Leader in gene therapy visits campus for lecture

Dr. R. Michael Blaese discussed his pioneering work in the field of gene therapy during a Voices of Discovery lecture Wednesday, March 2 in McCrary Theatre. Details...

Blaese is president of PreGentis, Inc., and an adjunct investigator at the National Cancer Institute in Maryland. In 1990, he and his team successfully used gene therapy on 4-year-old Ashanthi DeSilva, who suffered from severe combined immune disease (SCID). She and another young patient are doing well today, yet Blaese said gene therapy is still in its earliest stages.

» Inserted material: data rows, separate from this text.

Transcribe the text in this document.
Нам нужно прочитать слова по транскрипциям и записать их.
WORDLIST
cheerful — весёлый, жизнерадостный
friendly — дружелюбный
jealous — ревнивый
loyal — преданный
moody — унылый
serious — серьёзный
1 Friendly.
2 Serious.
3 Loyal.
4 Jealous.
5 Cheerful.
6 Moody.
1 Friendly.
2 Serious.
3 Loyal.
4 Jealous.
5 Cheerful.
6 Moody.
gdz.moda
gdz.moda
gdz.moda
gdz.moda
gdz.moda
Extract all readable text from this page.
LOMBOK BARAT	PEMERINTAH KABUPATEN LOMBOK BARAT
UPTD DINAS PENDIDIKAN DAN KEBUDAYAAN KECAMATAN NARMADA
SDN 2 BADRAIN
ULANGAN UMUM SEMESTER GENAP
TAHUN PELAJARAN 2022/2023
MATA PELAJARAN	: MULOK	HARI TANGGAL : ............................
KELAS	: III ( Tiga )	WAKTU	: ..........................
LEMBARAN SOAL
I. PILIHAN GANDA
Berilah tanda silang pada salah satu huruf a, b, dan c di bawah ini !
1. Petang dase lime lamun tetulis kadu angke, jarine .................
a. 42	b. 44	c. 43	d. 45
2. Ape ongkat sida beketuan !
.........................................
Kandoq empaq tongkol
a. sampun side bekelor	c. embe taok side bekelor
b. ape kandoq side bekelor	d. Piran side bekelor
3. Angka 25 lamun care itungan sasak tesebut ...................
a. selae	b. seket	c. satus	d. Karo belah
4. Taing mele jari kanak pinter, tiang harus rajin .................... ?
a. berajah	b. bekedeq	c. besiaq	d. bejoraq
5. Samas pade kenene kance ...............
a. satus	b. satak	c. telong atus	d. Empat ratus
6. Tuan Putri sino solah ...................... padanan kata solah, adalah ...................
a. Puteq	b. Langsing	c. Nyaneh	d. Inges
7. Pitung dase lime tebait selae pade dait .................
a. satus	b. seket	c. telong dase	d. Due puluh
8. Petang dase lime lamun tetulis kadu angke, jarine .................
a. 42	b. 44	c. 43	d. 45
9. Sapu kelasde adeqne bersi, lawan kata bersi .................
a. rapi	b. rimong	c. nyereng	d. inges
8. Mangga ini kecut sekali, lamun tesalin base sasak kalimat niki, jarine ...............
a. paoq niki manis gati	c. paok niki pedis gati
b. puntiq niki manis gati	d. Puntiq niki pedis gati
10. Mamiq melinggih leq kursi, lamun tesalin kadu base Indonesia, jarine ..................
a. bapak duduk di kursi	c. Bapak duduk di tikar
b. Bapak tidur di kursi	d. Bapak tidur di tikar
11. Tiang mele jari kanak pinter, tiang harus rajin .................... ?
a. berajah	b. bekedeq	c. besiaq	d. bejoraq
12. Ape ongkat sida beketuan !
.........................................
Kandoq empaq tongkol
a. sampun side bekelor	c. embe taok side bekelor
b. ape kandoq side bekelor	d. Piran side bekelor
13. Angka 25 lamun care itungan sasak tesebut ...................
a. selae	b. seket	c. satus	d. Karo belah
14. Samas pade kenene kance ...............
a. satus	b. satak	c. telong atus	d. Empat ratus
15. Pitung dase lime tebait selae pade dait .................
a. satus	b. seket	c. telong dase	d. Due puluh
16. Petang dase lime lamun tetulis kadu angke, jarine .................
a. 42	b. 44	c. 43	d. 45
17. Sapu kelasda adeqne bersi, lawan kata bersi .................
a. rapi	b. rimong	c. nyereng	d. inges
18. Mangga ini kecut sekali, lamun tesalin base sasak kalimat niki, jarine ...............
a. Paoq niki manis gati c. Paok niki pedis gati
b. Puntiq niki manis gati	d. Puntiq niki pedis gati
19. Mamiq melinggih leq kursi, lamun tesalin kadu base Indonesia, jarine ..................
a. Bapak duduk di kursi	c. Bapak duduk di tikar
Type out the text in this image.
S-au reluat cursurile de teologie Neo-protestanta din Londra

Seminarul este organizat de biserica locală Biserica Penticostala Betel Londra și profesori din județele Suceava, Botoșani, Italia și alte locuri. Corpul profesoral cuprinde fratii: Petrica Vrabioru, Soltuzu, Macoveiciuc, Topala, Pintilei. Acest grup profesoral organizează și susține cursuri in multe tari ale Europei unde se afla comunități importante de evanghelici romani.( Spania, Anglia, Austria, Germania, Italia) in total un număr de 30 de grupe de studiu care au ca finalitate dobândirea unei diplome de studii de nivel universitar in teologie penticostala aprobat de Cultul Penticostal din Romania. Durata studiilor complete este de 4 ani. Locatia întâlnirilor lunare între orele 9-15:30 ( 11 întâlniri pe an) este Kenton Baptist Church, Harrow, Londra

“It will probably be the middle of the century before gene therapy becomes standard,” Blaese said. Researchers must still solve many of the difficulties involved in successfully inserting new genes into a patient. The premise of gene therapy is to insert a gene into a diseased cell to correct the defect causing the disease.

Blaese said that every human being carries some mutated genes, but few of these result in disease. “There are no perfect genetic specimens. Everyone has between 5 and 50 significant genetic flaws,” Blaese said. More than 6,000 diseases have been shown to have some relation to the mutation of a single gene in the body.

As gene therapy advances, Blaese said researchers are faced with important moral and ethical questions about its appropriate uses. While helpful in the treatment of disease, Blaese pointed out that gene therapy can also be used to alter human characteristics, like eye color, height and hair color. “Society is going to have to give feedback and directives on where we should go with this.”

Researchers in the field also face a variety of obstacles in the approval of clinical protocols, Blaese said. In 1999, teenager Jesse Gelsinger died during a gene therapy trial at the University of Pennsylvania, resulting in a more complex approval process for clinical protocols. As a result, Blaese said some researchers are abandoning their efforts in the field.

“The consensus is that the restrictions on clinical protocols have grown, and many researchers are not doing them because of the time involved to get the protocols approved.”

The Voices of Discovery science speaker series, sponsored by Elon College, the College of Arts and Sciences, invites noted scholars in science and mathematics to Elon to share their knowledge and experience with students.